For more on this point and these terms, see this (MathWorld) and this (Wikipedia).

This is the unique real solution $r$ of $\cos(x) = x$.
For any $x \ne r$ we have $|\cos(x) – r| = \left|\int_{r}^x \sin(t)\ dt\right| < |x – r|$.
This implies that $r$ is a global attractor for this iteration.

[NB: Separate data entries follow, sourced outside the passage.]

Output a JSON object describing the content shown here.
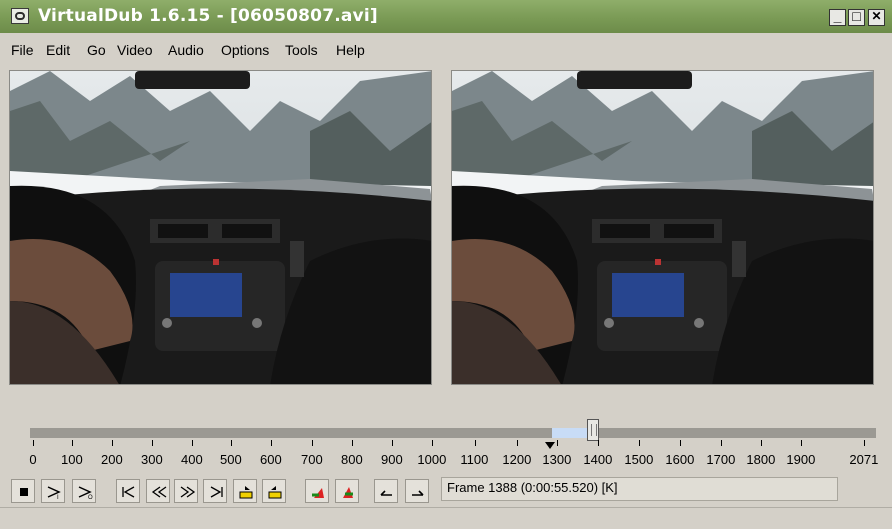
{
  "window": {
    "title": "VirtualDub 1.6.15 - [06050807.avi]",
    "minimize": "_",
    "maximize": "□",
    "close": "✕"
  },
  "menu": [
    "File",
    "Edit",
    "Go",
    "Video",
    "Audio",
    "Options",
    "Tools",
    "Help"
  ],
  "timeline": {
    "labels": [
      "0",
      "100",
      "200",
      "300",
      "400",
      "500",
      "600",
      "700",
      "800",
      "900",
      "1000",
      "1100",
      "1200",
      "1300",
      "1400",
      "1500",
      "1600",
      "1700",
      "1800",
      "1900",
      "2071"
    ],
    "current_frame": 1388,
    "total_frames": 2071
  },
  "toolbar": {
    "buttons": [
      "stop-icon",
      "play-input-icon",
      "play-output-icon",
      "go-start-icon",
      "prev-frame-icon",
      "next-frame-icon",
      "go-end-icon",
      "prev-key-icon",
      "next-key-icon",
      "prev-scene-icon",
      "next-scene-icon",
      "mark-in-icon",
      "mark-out-icon"
    ]
  },
  "frame_info": "Frame 1388 (0:00:55.520) [K]",
  "colors": {
    "titlebar": "#7a9a55",
    "face": "#d4d0c8",
    "selection": "#c8dcf6"
  }
}
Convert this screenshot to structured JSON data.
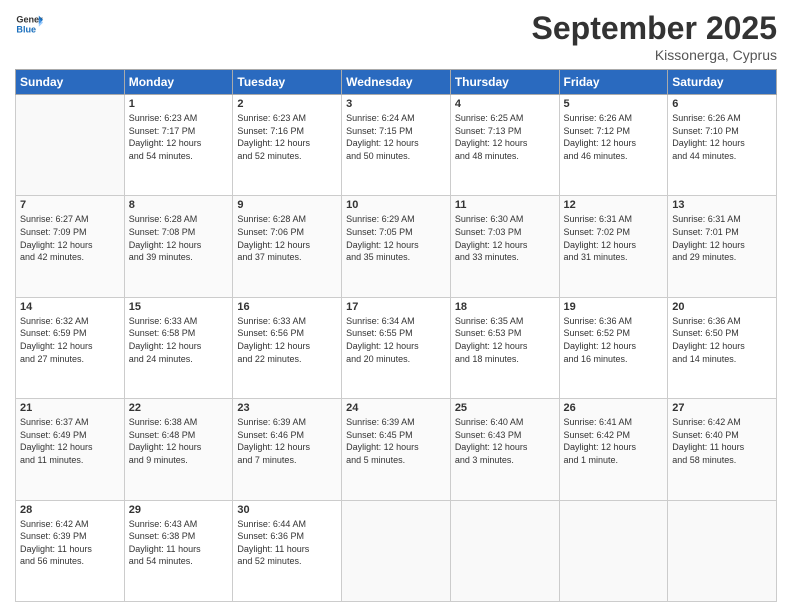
{
  "header": {
    "logo_line1": "General",
    "logo_line2": "Blue",
    "month": "September 2025",
    "location": "Kissonerga, Cyprus"
  },
  "weekdays": [
    "Sunday",
    "Monday",
    "Tuesday",
    "Wednesday",
    "Thursday",
    "Friday",
    "Saturday"
  ],
  "weeks": [
    [
      {
        "day": "",
        "info": ""
      },
      {
        "day": "1",
        "info": "Sunrise: 6:23 AM\nSunset: 7:17 PM\nDaylight: 12 hours\nand 54 minutes."
      },
      {
        "day": "2",
        "info": "Sunrise: 6:23 AM\nSunset: 7:16 PM\nDaylight: 12 hours\nand 52 minutes."
      },
      {
        "day": "3",
        "info": "Sunrise: 6:24 AM\nSunset: 7:15 PM\nDaylight: 12 hours\nand 50 minutes."
      },
      {
        "day": "4",
        "info": "Sunrise: 6:25 AM\nSunset: 7:13 PM\nDaylight: 12 hours\nand 48 minutes."
      },
      {
        "day": "5",
        "info": "Sunrise: 6:26 AM\nSunset: 7:12 PM\nDaylight: 12 hours\nand 46 minutes."
      },
      {
        "day": "6",
        "info": "Sunrise: 6:26 AM\nSunset: 7:10 PM\nDaylight: 12 hours\nand 44 minutes."
      }
    ],
    [
      {
        "day": "7",
        "info": "Sunrise: 6:27 AM\nSunset: 7:09 PM\nDaylight: 12 hours\nand 42 minutes."
      },
      {
        "day": "8",
        "info": "Sunrise: 6:28 AM\nSunset: 7:08 PM\nDaylight: 12 hours\nand 39 minutes."
      },
      {
        "day": "9",
        "info": "Sunrise: 6:28 AM\nSunset: 7:06 PM\nDaylight: 12 hours\nand 37 minutes."
      },
      {
        "day": "10",
        "info": "Sunrise: 6:29 AM\nSunset: 7:05 PM\nDaylight: 12 hours\nand 35 minutes."
      },
      {
        "day": "11",
        "info": "Sunrise: 6:30 AM\nSunset: 7:03 PM\nDaylight: 12 hours\nand 33 minutes."
      },
      {
        "day": "12",
        "info": "Sunrise: 6:31 AM\nSunset: 7:02 PM\nDaylight: 12 hours\nand 31 minutes."
      },
      {
        "day": "13",
        "info": "Sunrise: 6:31 AM\nSunset: 7:01 PM\nDaylight: 12 hours\nand 29 minutes."
      }
    ],
    [
      {
        "day": "14",
        "info": "Sunrise: 6:32 AM\nSunset: 6:59 PM\nDaylight: 12 hours\nand 27 minutes."
      },
      {
        "day": "15",
        "info": "Sunrise: 6:33 AM\nSunset: 6:58 PM\nDaylight: 12 hours\nand 24 minutes."
      },
      {
        "day": "16",
        "info": "Sunrise: 6:33 AM\nSunset: 6:56 PM\nDaylight: 12 hours\nand 22 minutes."
      },
      {
        "day": "17",
        "info": "Sunrise: 6:34 AM\nSunset: 6:55 PM\nDaylight: 12 hours\nand 20 minutes."
      },
      {
        "day": "18",
        "info": "Sunrise: 6:35 AM\nSunset: 6:53 PM\nDaylight: 12 hours\nand 18 minutes."
      },
      {
        "day": "19",
        "info": "Sunrise: 6:36 AM\nSunset: 6:52 PM\nDaylight: 12 hours\nand 16 minutes."
      },
      {
        "day": "20",
        "info": "Sunrise: 6:36 AM\nSunset: 6:50 PM\nDaylight: 12 hours\nand 14 minutes."
      }
    ],
    [
      {
        "day": "21",
        "info": "Sunrise: 6:37 AM\nSunset: 6:49 PM\nDaylight: 12 hours\nand 11 minutes."
      },
      {
        "day": "22",
        "info": "Sunrise: 6:38 AM\nSunset: 6:48 PM\nDaylight: 12 hours\nand 9 minutes."
      },
      {
        "day": "23",
        "info": "Sunrise: 6:39 AM\nSunset: 6:46 PM\nDaylight: 12 hours\nand 7 minutes."
      },
      {
        "day": "24",
        "info": "Sunrise: 6:39 AM\nSunset: 6:45 PM\nDaylight: 12 hours\nand 5 minutes."
      },
      {
        "day": "25",
        "info": "Sunrise: 6:40 AM\nSunset: 6:43 PM\nDaylight: 12 hours\nand 3 minutes."
      },
      {
        "day": "26",
        "info": "Sunrise: 6:41 AM\nSunset: 6:42 PM\nDaylight: 12 hours\nand 1 minute."
      },
      {
        "day": "27",
        "info": "Sunrise: 6:42 AM\nSunset: 6:40 PM\nDaylight: 11 hours\nand 58 minutes."
      }
    ],
    [
      {
        "day": "28",
        "info": "Sunrise: 6:42 AM\nSunset: 6:39 PM\nDaylight: 11 hours\nand 56 minutes."
      },
      {
        "day": "29",
        "info": "Sunrise: 6:43 AM\nSunset: 6:38 PM\nDaylight: 11 hours\nand 54 minutes."
      },
      {
        "day": "30",
        "info": "Sunrise: 6:44 AM\nSunset: 6:36 PM\nDaylight: 11 hours\nand 52 minutes."
      },
      {
        "day": "",
        "info": ""
      },
      {
        "day": "",
        "info": ""
      },
      {
        "day": "",
        "info": ""
      },
      {
        "day": "",
        "info": ""
      }
    ]
  ]
}
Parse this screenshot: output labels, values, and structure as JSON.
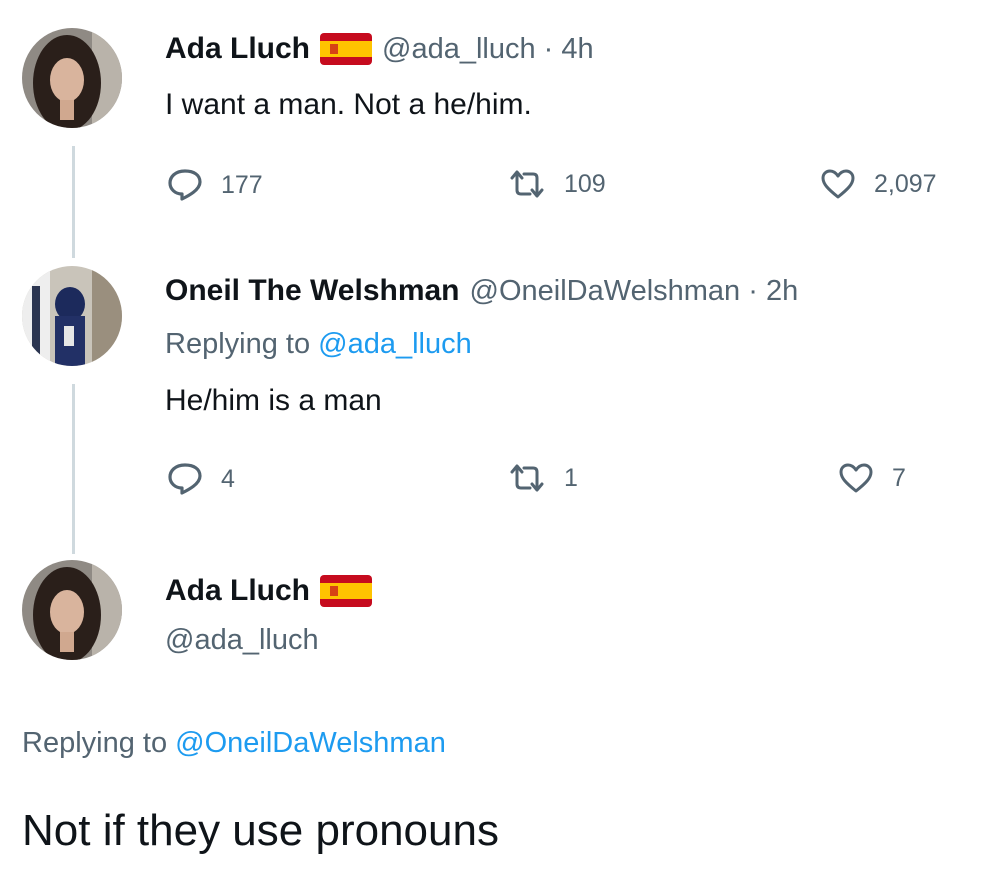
{
  "tweet1": {
    "name": "Ada Lluch",
    "handle": "@ada_lluch · 4h",
    "text": "I want a man. Not a he/him.",
    "replies": "177",
    "retweets": "109",
    "likes": "2,097"
  },
  "tweet2": {
    "name": "Oneil The Welshman",
    "handle": "@OneilDaWelshman · 2h",
    "replying_prefix": "Replying to",
    "replying_mention": "@ada_lluch",
    "text": "He/him is a man",
    "replies": "4",
    "retweets": "1",
    "likes": "7"
  },
  "tweet3": {
    "name": "Ada Lluch",
    "handle": "@ada_lluch",
    "replying_prefix": "Replying to",
    "replying_mention": "@OneilDaWelshman",
    "text": "Not if they use pronouns"
  },
  "icons": {
    "reply": "reply-icon",
    "retweet": "retweet-icon",
    "like": "heart-icon",
    "flag": "spain-flag-icon"
  },
  "colors": {
    "link": "#1d9bf0",
    "secondary": "#536471",
    "thread_line": "#cfd9de"
  }
}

As already discussed in other threads:

What is the solution of cos(x)=x?

Solving $2x – \sin 2x = \pi/2$ for $0 < x < \pi/2$

fhe fixed point of $\cos(x)$ (i.e. the Dottie number) can be written as a particular solution of Kepler equation, therefore it can be also expressed as:

$$ DottieNumber=\sum_{n=1}^\infty \frac{2J_n(n)}{n} \sin\left(\frac{\pi n}2\right)= 2\sum_{n=0}^\infty \left( \frac{J_{4n+1}(4n+1)}{4n+1} – \frac{J_{4n+3}(4n+3)}{4n+3}\right)$$

where $J_n(x)$ are Bessel functions.

its the solution to cos(x)=x, also sometimes known as the dottie number

The number is

$$\alpha=\frac1\pi \int_0^{\pi } \arctan\left(\tan \left(\frac{t-\sin t+\frac{\pi }{2}}2\right)\right) \, dt+\frac{1}{\pi }$$

You may treat is as dynamical system with state transition function $f(x) = cos(x)$. After first two iterations $f^{n > 2}(x)$ will lay in interval $I = [cos(1), 1]$. Line $g(x) = x$ will intercept $cos(x)$ in interval $I$ exactly once so $cos(x)$ has unique fixed point in $I$. Because of unique fixed point and because $|f'(x)| < 1$ sequence $f^n(x)$ will converge to this fixed point.

You found the real solution of $ \cos x = x $ through a fixed point converging process.